Cemeteries not only provide a peaceful place to contemplate and commemorate the dead. They provide refuges for insects, wildlife, lichens and flowering plants, and are wonderful repositories for the study of local history and art. They are also great places for studying geology.
A human life is short if compared to the age of rocks. The oldest rock on earth is more than 4 billion years old, formed during the Hadean Eon (named after Hades, the Greek god of the dead and the king of the underworld) of Earth’s geological history. Maybe that’s one reason why rocks are so popular for memorials and gravestones.
Gravestones can be made from plutonic rocks, like gabbro and granite, metamorphic rocks, like slate and marble, and more rarely of sedimentary rocks, likes sandstone and limestone. The choice depends on aesthetic values and practical use. Granite can be of various colors, dotted with the black mica nests. Limestone is easy to work and sculpt and can display interesting bands or layers of colors.
Rocks seem to last forever, carrying with them the name and memory of the deceased. However, even rocks age and eventually erode into dust.
The minerals composing such rocks crystallize at high temperatures and pressures inside Earth. Under atmospheric conditions, such minerals are not stable and are very susceptible to physical and chemical weathering. Calcite and dolomite in carbonate rocks, limestone, dolostone and marble, are soluble in water and tend to erode quickly. Minerals like feldspar and mica, making up plutonic rocks like granite and metamorphic rocks like gneiss and schist, tend to react with water and oxygen, decaying to clay minerals. Carbonate minerals and feldspars are also vulnerable to air pollution. Sulfuric components or nitrogen from car exhaust fumes and industry will increase weathering and decay. Plutonic and metamorphic rocks are made of relatively large crystals of different minerals with different physical properties, and every mineral expands with the temperature at different rates. If the sun heats a gravestone, the mineral grains will expand, causing strain to build up. At night, with falling temperatures, the mineral grains will contract again. Repeated day by day, the thermal expansion and contraction will break apart the entire gravestone.
A long-lasting gravestone should be made of a monomineralic rock, a rock that is composed of only one mineral, so all mineral grains expand and contract at the same rate, minimizing the effects of physical weathering. Quartzite, a metamorphic rock which was originally pure quartz sandstone, is a good choice. Quartz is a chemically very stable mineral with an extremely low coefficient of thermal expansion. Pure quartzite is usually white to grey, though quartzites often occur in various shades of pink and red due to varying amounts of hematite. Other colors, such as yellow, green, blue and orange, are due to other minerals.

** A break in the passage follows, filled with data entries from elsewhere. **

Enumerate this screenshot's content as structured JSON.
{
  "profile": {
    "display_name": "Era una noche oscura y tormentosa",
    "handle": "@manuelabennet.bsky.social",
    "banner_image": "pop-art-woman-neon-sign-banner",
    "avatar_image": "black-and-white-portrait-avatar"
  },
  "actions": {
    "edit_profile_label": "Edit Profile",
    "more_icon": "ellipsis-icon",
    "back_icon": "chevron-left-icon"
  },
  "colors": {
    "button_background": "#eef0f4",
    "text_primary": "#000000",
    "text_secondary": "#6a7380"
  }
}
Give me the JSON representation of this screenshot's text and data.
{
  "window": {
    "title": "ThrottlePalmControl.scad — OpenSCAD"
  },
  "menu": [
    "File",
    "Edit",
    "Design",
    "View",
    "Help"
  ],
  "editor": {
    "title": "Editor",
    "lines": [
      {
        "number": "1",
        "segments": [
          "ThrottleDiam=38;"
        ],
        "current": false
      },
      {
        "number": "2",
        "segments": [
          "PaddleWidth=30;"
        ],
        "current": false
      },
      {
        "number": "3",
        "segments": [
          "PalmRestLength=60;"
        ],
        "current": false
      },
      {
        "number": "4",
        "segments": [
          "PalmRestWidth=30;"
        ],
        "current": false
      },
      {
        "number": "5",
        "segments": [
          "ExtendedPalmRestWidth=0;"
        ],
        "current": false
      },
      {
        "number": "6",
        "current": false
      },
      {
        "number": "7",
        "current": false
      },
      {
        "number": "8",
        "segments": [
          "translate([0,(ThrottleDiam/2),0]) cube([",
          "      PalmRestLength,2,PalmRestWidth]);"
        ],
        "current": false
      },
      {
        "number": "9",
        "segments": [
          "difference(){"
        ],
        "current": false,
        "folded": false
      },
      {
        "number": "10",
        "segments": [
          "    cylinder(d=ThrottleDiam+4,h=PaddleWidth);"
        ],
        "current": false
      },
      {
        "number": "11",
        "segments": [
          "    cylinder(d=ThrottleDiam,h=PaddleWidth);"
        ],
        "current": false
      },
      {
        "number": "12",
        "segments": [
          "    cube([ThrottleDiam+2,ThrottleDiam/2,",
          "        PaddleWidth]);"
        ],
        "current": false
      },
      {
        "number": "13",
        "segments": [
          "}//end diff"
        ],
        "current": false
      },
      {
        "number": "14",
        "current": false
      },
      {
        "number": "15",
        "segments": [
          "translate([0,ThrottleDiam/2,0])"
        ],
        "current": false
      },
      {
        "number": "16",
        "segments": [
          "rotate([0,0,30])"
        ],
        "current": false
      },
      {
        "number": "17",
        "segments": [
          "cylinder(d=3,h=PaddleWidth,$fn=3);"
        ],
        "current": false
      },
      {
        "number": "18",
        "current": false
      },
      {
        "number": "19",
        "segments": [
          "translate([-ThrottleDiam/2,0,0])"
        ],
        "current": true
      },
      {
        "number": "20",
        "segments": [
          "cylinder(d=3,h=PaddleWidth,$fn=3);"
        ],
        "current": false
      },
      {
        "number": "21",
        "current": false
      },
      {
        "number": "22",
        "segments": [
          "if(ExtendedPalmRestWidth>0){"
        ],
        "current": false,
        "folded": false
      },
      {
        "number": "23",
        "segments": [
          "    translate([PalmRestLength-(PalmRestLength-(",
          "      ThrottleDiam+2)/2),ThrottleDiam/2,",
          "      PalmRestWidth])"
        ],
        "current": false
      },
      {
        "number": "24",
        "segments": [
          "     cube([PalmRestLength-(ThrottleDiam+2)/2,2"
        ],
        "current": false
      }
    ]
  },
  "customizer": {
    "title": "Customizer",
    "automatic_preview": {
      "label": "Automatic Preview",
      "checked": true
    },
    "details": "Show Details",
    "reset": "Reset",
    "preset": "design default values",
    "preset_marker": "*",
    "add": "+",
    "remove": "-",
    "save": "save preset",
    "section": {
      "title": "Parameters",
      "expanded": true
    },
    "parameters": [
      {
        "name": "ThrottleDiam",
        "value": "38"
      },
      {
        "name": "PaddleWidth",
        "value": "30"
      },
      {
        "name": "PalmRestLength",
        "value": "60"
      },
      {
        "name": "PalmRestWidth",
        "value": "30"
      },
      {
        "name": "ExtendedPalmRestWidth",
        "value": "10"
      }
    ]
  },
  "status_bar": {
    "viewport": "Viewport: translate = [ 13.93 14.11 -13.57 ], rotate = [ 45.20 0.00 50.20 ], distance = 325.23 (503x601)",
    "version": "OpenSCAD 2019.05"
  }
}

Graveyard geology doesn’t only include gravestones. The types of rocks found in the underground of a graveyard play an important role in the decay of corpses. Curiously enough, the name sarcophagus for box-like funeral receptacles for corpses derives from the Greek meaning “place where flesh is eaten.” In ancient times, sarcophagi were made of a particular type of sandstone. Being sealed airtight and reacting with fluids from the corpse, the sandstone formed a caustic environment inside the sarcophagus, where the decay of flesh was accelerated.